Here at Trustico, we are often asked by our customers if we offer TLS certificates, as our website only advertises ‘SSL certificates’.

This is a completely reasonable question for those not well-versed in cryptographic protocols.

After all, if your web host asks you for a TLS certificate and you see search results mostly for SSL certificates, you might get confused.

However, the case is that such digital certificates aren’t truly ‘SSL certificates’ nor ‘TLS certificates’.

So what are they then?

Well, let’s break down what the differences are between the two, and their relation to digital certificates, to get our answer.


Secure Sockets Layer (SSL) is a cryptographic protocol developed by Netscape in 1993 to provide security for communications over computer networks.

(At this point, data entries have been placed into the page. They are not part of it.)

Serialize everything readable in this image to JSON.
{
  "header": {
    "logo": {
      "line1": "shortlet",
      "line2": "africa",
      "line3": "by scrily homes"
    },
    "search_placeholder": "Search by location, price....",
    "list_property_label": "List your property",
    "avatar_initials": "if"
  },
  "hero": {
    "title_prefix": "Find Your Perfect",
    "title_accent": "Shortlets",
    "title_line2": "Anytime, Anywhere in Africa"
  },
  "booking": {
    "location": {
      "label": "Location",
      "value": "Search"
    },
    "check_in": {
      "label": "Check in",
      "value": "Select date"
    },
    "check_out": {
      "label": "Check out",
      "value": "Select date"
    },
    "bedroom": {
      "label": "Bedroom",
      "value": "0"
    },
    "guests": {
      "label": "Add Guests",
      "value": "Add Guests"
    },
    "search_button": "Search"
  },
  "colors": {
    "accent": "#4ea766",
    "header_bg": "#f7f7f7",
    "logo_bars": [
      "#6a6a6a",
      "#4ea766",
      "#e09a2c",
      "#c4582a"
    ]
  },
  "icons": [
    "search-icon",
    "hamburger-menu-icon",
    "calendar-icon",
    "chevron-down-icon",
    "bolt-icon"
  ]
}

For example, to secure the information exchanged between a server and a Web browser.

However, it was never publicly released due to serious security flaws.

Thus, in 1995, Netscape released their new and improved version 2.0 — which was swiftly replaced by version 3.0 a year later due to the discovery of a number of vulnerabilities.

Most importantly though, SSL is the now-depreciated predecessor of TLS.

TLS supports stronger, more secure cipher suites and algorithms, and has seen multiple updates too.

The latest version is 1.3, released in August 2018.

Most modern servers have TLS enabled by default, though they may not be using the most up-to-date version.

Which protocol should you use?

You should disable all SSL versions on your server, leaving only TLS protocols enabled.

This is because, as previously mentioned, SSL has many easily exploited vulnerabilities which will leave your server extremely unsecure.

Certificates and protocols

Although your server will be configured with SSL/TLS, to activate the protocol on your websites, you require a digital certificate.

Digital certificates aren’t formatted in any one protocol — they simply conform to your server’s protocols.

For example, if your server is running TLS 1.3 (and has only TLS enabled), your digital certificate will use that protocol for encryption on your website/s.

Conversely, installing the same certificate on a server with only SSL protocols enabled will mean the certificate uses that protocol for encryption.

It would stand to reason then that ‘TLS certificate’ should be the most commonly seen terminology, due to the SSL protocol’s depreciation.

However, ‘SSL certificate’ remains more widely used by vendors because it is the most recognizable name.

Though, increasingly, SSL/TLS certificate is a commonly seen compromise.

Hopefully, with enough time, TLS certificate will become the normal terminology industry-wide to alleviate confusion.

But, in the meantime, all that is important is that users know that their certificate is bound to neither protocol, and is beholden only to their server’s configuration.